A particular experience late last summer when the lake was warm but the weather stormy brought out my playfulness. The water was choppy so I donned my goggles, leaped in off the jetty and swum under the waves. I felt so alive, so excited and at the same time so trusting of and protected by Mother Nature. It was invigorating and freeing in a way I could only connect to being an exuberant child. We all deserve to play and have fun in a world full of negativity and suffering. The giddiness I felt was afforded by having no goal or measurement other than enjoyment. That’s been one of the most unexpected elements of wild swimming for me. It is a leveller. Natures pools do not care for your ability, appearance or age. She does not discriminate, she only accepts. Wild swimming for me has never been about performance. I get to move without the preoccupation of burning calories, altering my body shape or earning food. Finally, I have a connection to my body that isn’t about changing it but being in awe of it. The way my body responds and adjusts is nothing short of extraordinary. I have a newfound respect for it.
On a calm day, with flat water, I’m enchanted by the simplicity of the moment and it is here that I find peace. Away from the noise of the world, technology, and work. A rare opportunity for most of us. This kind of psychological space is a healer for our minds. Like a state of meditation, I feel like I have entered an emotional clearing. It is in these openings that our brains can begin to think more clearly and creativity and processing materialise.
As I take those last few steps out of the water, leaving behind the anticipation I entered with, I walk towards my towel feeling so many things. Firstly, a physical buzz, a warmth unexplainable. Like electricity. I’m also proud of myself. I just accomplished something that took courage and bravery, now knowing I am both. Each and every swim adds a layer of mental resilience, a knowledge of my capacity to endure the struggle. Of my power to face my fears, push beyond and know I’ll be just fine afterwards. You don’t forget that feeling, quite the opposite, you’re pulled back to the shoreline time and time again. With each dip, you understand you can rely on that feeling and with that you’re gifted hope. We survive because of hope. The afterglow of lakeside chatter and the way my body warms itself up is magic. Physically, the endorphins help boost my mood and energy. Mentally, it’s as though something has been dislodged.
Getting to swim in the Lake District, I am also wildly grateful and regular gratitude offers a mindset shift for our current circumstances, enriching mental health. A newfound appreciation for what is and for what I already have. The immersion itself also offers perspective. A shift in environment. An opportunity to reflect on my day, sometimes even my life. A new view from which to process what I need to.

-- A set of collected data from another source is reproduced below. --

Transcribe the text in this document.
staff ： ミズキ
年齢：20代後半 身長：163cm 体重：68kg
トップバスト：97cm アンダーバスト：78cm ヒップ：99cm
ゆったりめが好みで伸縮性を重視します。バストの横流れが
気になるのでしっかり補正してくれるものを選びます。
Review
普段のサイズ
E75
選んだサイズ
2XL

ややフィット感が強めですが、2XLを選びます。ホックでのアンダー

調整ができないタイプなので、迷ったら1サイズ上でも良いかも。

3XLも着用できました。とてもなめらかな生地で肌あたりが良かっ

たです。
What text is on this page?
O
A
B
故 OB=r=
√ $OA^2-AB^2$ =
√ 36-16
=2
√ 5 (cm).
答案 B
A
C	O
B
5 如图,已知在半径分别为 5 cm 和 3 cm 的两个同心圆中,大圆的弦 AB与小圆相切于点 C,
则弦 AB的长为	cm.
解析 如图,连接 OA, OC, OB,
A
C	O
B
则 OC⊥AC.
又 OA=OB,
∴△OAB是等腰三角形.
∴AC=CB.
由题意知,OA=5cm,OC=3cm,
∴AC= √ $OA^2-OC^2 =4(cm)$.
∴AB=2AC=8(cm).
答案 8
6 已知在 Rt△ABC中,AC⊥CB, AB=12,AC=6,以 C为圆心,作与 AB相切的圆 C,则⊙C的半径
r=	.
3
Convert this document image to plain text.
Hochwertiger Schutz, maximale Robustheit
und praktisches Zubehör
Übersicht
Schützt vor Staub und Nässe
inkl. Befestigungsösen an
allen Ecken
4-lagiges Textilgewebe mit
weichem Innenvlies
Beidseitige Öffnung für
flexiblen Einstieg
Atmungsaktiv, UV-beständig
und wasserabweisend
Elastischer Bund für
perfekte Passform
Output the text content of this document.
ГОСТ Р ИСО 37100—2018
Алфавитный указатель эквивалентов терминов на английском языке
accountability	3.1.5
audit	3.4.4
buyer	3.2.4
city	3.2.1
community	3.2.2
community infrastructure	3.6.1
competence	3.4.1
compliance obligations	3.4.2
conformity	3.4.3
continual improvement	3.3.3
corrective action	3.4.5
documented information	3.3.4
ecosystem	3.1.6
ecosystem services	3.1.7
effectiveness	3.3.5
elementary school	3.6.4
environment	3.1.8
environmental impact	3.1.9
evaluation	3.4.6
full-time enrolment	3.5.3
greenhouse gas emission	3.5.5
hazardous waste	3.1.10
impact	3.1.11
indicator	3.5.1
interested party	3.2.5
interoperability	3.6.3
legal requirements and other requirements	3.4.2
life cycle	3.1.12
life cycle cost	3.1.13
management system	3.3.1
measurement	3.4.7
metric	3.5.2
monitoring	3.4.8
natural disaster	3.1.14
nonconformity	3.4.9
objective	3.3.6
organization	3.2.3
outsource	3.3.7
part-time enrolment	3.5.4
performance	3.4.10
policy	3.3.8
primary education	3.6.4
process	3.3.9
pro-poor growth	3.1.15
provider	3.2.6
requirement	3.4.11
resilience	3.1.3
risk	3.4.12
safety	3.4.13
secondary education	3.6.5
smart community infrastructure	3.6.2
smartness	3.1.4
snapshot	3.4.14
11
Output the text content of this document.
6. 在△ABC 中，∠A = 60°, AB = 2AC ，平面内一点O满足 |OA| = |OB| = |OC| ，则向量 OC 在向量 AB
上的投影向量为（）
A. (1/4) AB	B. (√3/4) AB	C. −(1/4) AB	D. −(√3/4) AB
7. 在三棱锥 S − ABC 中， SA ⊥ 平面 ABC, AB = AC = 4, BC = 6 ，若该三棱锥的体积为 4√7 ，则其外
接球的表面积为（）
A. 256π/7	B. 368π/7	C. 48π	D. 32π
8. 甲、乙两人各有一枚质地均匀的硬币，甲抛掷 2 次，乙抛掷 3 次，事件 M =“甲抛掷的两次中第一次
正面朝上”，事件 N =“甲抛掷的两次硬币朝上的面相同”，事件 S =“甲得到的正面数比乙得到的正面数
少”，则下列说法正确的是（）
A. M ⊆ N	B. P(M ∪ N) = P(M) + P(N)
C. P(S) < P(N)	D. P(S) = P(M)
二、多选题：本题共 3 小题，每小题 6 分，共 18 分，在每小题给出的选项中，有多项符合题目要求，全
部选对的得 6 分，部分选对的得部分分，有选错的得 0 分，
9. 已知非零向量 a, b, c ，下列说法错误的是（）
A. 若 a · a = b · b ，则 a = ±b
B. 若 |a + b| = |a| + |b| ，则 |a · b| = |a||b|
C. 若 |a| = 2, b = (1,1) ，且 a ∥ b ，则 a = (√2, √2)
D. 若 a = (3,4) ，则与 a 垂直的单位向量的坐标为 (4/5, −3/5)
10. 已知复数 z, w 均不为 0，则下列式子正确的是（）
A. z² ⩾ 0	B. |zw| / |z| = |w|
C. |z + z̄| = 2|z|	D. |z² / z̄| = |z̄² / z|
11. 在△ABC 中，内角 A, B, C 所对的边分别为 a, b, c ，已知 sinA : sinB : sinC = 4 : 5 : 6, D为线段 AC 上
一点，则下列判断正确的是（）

Time spent in or around water is time well spent. A virtually free and wholesome hobby that will happily replace those maladaptive coping mechanisms we all develop. It has been described by many as addictive and I would agree, adding that it’s the best thing for me to crave. An enriched relationship to myself, life and the earth are healing in a commanding and mighty way. You deserve that too. Sharing the experience with like-minded folks adds another layer of joy. Something I have noticed since swimming wild and sharing about it is that people are interested in it. It becomes a talking point. And a healthy one too. Wild swimming will offer you layers of love and gratitude you maybe haven’t felt before.